Las cocinas fueron ofrecidas al Ejército para servir a las posiciones ranchos preparados por damas ovetenses. En noviembre, liberado Oviedo, aunque cercado muy estrechamente, ensayamos un tímido servicio a la carta, con muy escasa concurrencia. El 22 de febrero de 1937, destruido por el enemigo el hospital provincial, ofrecimos nuestras cocinas a la Diputación, que las utilizó más de un mes para alimentar a mil heridos alojados en las iglesias. El 18 de noviembre de 1937, se inició la reparación de los daños de guerra, reinaugurándose el servicio el 18 de diciembre, con el nombre de Casablanca en lugar de Sisters».
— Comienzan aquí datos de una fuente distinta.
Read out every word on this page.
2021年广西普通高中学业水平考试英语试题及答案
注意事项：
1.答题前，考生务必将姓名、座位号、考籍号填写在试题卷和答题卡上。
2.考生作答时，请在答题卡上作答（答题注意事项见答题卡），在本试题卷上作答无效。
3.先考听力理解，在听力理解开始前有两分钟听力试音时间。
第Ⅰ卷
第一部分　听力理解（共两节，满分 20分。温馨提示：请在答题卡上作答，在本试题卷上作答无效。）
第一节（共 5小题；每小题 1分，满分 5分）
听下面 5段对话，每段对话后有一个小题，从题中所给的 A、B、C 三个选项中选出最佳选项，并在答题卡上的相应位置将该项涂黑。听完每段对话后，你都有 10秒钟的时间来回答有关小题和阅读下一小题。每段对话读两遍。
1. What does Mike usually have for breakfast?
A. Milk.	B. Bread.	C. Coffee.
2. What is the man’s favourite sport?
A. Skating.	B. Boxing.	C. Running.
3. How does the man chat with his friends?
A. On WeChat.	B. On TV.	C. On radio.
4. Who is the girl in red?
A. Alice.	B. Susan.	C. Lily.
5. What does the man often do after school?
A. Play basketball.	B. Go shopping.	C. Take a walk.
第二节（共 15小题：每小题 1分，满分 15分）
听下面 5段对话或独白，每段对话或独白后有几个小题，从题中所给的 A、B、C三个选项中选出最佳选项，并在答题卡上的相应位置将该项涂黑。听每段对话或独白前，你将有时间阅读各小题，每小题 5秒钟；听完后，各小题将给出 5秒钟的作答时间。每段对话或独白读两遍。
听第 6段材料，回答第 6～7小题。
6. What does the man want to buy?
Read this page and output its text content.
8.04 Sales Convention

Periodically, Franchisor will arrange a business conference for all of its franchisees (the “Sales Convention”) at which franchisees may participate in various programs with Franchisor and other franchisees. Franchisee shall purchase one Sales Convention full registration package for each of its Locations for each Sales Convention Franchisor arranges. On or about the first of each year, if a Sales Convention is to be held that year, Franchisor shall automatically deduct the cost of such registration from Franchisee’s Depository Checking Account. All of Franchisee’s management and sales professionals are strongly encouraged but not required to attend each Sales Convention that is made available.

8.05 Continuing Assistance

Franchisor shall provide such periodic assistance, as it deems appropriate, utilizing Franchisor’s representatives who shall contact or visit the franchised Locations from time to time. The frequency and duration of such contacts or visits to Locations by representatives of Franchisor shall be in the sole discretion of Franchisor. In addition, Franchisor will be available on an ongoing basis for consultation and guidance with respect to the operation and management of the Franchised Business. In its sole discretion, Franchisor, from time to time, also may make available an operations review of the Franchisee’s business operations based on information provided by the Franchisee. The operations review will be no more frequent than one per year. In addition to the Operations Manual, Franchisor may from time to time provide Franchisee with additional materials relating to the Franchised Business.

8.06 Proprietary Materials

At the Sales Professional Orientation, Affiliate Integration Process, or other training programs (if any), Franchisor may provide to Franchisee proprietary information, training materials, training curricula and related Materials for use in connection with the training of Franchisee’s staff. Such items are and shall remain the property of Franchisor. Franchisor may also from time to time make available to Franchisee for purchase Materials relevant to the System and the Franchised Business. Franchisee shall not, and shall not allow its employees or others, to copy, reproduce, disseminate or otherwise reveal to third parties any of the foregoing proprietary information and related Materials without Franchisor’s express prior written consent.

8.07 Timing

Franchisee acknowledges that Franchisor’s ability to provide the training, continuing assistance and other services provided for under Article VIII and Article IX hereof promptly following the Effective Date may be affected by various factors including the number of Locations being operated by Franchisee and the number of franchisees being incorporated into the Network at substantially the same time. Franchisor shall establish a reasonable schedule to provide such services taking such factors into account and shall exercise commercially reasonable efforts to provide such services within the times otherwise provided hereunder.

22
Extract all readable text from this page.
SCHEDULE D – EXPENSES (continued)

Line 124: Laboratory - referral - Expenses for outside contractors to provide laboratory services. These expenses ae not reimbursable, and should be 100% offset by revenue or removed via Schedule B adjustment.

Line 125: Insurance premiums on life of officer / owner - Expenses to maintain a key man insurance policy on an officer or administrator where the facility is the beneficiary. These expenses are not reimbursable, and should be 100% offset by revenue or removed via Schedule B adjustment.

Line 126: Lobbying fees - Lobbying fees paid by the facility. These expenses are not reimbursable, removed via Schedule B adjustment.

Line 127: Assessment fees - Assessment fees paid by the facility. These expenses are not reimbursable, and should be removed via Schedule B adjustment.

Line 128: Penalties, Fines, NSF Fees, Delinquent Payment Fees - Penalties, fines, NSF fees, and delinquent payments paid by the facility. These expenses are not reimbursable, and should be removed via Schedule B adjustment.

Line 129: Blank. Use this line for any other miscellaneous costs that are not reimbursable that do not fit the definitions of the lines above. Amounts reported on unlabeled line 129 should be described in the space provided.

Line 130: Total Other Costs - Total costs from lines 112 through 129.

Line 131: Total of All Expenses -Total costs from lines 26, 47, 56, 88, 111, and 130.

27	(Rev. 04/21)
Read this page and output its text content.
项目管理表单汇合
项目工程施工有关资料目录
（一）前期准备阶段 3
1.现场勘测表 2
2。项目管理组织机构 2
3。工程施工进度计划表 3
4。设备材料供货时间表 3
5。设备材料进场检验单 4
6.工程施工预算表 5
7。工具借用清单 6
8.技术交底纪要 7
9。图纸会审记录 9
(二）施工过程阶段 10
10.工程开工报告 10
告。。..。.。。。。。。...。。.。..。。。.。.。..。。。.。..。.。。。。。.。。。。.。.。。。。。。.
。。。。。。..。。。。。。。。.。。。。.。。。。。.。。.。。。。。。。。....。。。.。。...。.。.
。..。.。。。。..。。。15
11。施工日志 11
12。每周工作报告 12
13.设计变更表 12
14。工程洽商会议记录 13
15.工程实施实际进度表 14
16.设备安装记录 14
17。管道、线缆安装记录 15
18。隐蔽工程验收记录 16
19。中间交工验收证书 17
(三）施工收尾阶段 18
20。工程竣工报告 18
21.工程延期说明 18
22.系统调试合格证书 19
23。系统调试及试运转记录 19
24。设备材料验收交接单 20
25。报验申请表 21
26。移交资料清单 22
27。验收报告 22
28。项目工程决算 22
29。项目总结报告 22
La Casablanca es un edificio de aspecto neoyorkino, estrecho y alto: su nombre, en un Oviedo aficionado a poner mote a las casas, no obedece a la famosa película de Michael Curtiz, con Humphrey Bogar, Ingrid Bergman y Claude Rains, que por entonces todavía no se había filmado, sino a que era de losas blancas, y en la actualidad es de los pocos que sobrevivieron en la calle Uría, no a la guerra, sino a la piqueta de los constructores, especialmente activa en ese tramo de calle. Más de una vez le oí contar a Emilín, el legendario extremo del Real Oviedo, uno de los componentes imprescindibles de la «delantera eléctrica», que allí habían hecho guardia Herrerita y él siendo soldados, durante los sucesos revolucionarios de 1934, y aunque lo defendían con un Manser sin cerrojo, los revolucionarios no lo tomaron. El restaurante, según el testimonio del antiguo maître, Venancio Martínez, recogido por Victorero, era de verdadero lujo, con vajilla de porcelana checa, cubertería de plata y los manteles y servilletas de hilo de Damasco. En el centro de cada mesa había un búcaro con flores naturales que se cambiaban cada día. Pero el escenario, la decoración y los complementos, aunque importantes, no son lo principal de un restaurante. Lo que importa, ante todo, es la cocina, y la de Casablanca era exquisita a la par que cosmopolita: de los pescados destacaba el lenguado meunière, que durante mucho tiempo se consideró el no va más allá de la cocina fina; tanto es así, que la «madame» de aquella película con pretensiones erótico-artísticas y resultado altamente cursi titulada «Emmanuelle» no comía otra cosa. También se servía (volvemos a Casablanca) el lenguado a la inglesa y en filetes a la griega, y en carnes, el tournedó Rossini, aunque la verdadera especialidad era la langosta a la armoricana, que en realidad es «a la americana» (y en esto lamento discrepar de un profesional tan distinguido como Venancio Martínez), debido a su creador, un norteamericano llamado Peters, que tenía un restaurante en París en los años felices en los que los trasnochadores iban a cenar después de haber ido al teatro para prepararse para ir al cabaret. Esta langosta se preparaba con una salsa a base coñac y una guarnición de arroz blanco. También se servían carnes a la cazadora, a la albufera, etcétera. En definitiva, lo más típico y tópico de la «alta cocina» del momento.